Tesco Value Headphones

Our potentially award-winning columnist is not easily impressed. He is, in fact, easily unimpressed. Ask him about DJs these days. Go on, ask him and see what happens. And yes, that is prune juice on his cardigan

Illustration: STEVE APPLETON

See that anaemic drip of a DJ on stage? The one with the Tesco Value headphones around his scrawny neck? Look at him dribbling onto his laptop as he pretends to beat-match. He’s pressing all the keyboard buttons: the space bar, the left cursor, the one to do with scrolling. As he prods “play” on the DJ software, his face screws up in concentration like a perished balloon.

See that feeble spittle of a kid on stage? That’s what DJing is now. A withered, gawping grunt armed with little more than a workable PC and a Spotify Premium account. These young DJs using laptops? They make me sick.

Despite the fact I now own a rocking chair, a prune-juiced cardigan and a stack of VHS recordings of ‘Countryfile’, I used to be a DJ.

A proper DJ. One with Sennheiser headphones and metal record boxes and pockets full of jack adaptors. I had a pair of Technics 1210s and a Vestax mixer so robust you could drop it into the seventh circle of hell and it would still crank out the decibels.

I was always that weird kid stood behind the megastar DJ at club nights. Hovering, watching, sucking in the talent with my bloodshot glare. I’d tried my shaky hand at CD decks – they were all the rage in the late 90s – but always found them clumsy and dumb, like trying to DJ with a Chuckle Brother puppet on each hand. I found mixing with vinyl to be pleasingly tactile. A gentle push to speed things up, a tap to slow it down, a careful brush to keep the beat locked in. It’s a beautiful skill to learn. Unless some idiot is deliberately flicking your needle (not a euphemism) or flopping their boobs (not a euphemism) on to the record, both of which happened to me more than once.

I retired from DJing to write. I just lost the energy.

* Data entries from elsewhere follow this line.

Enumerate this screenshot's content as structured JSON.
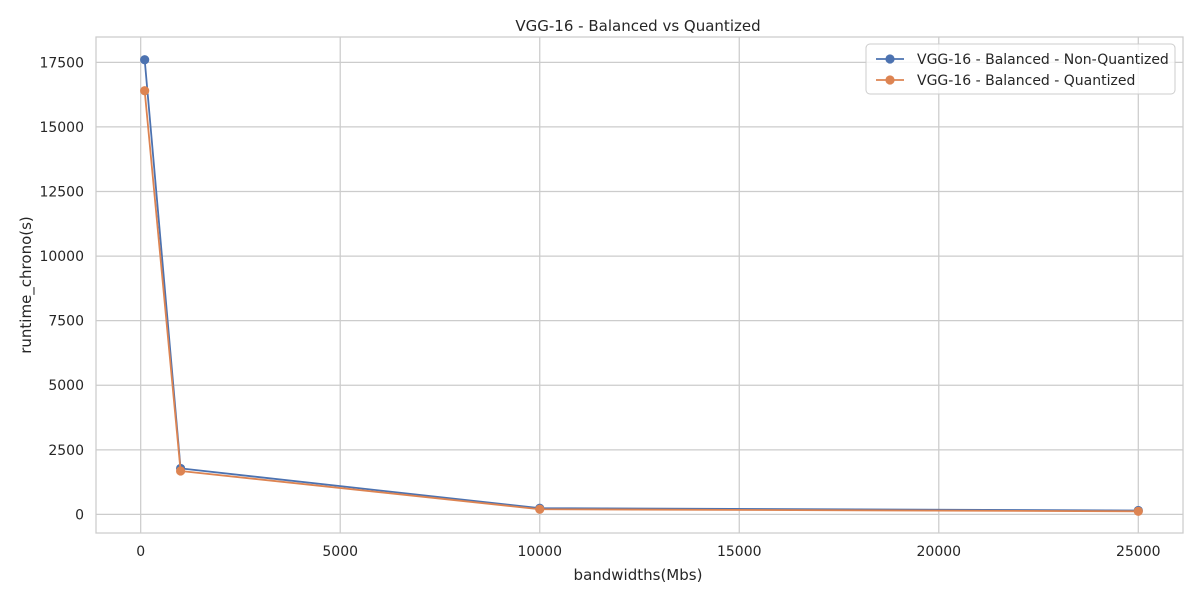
{
  "chart_data": {
    "type": "line",
    "title": "VGG-16 - Balanced vs Quantized",
    "xlabel": "bandwidths(Mbs)",
    "ylabel": "runtime_chrono(s)",
    "xlim": [
      -1120,
      26120
    ],
    "ylim": [
      -720,
      18480
    ],
    "xticks": [
      0,
      5000,
      10000,
      15000,
      20000,
      25000
    ],
    "yticks": [
      0,
      2500,
      5000,
      7500,
      10000,
      12500,
      15000,
      17500
    ],
    "grid": true,
    "legend_position": "top-right",
    "series": [
      {
        "name": "VGG-16 - Balanced - Non-Quantized",
        "color": "#4c72b0",
        "marker": "circle",
        "x": [
          100,
          1000,
          10000,
          25000
        ],
        "y": [
          17600,
          1780,
          240,
          150
        ]
      },
      {
        "name": "VGG-16 - Balanced - Quantized",
        "color": "#dd8452",
        "marker": "circle",
        "x": [
          100,
          1000,
          10000,
          25000
        ],
        "y": [
          16400,
          1680,
          200,
          120
        ]
      }
    ]
  }
}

I am old, my body is shrivelled, my innards hang out of my sunken face. These days, my DJing consists of me in my bedroom clicking YouTube playlists and waging comment wars with random teenagers: “This is POST-dubstep, you knobscratch”. I sit there dribbling, pressing all the buttons, face scrunched in concentration. I have become a withered, gawping grunt armed with little more than a workable PC and a YouTube account.

Anyway, back to those young DJs using laptops. Jeez, they make me sick.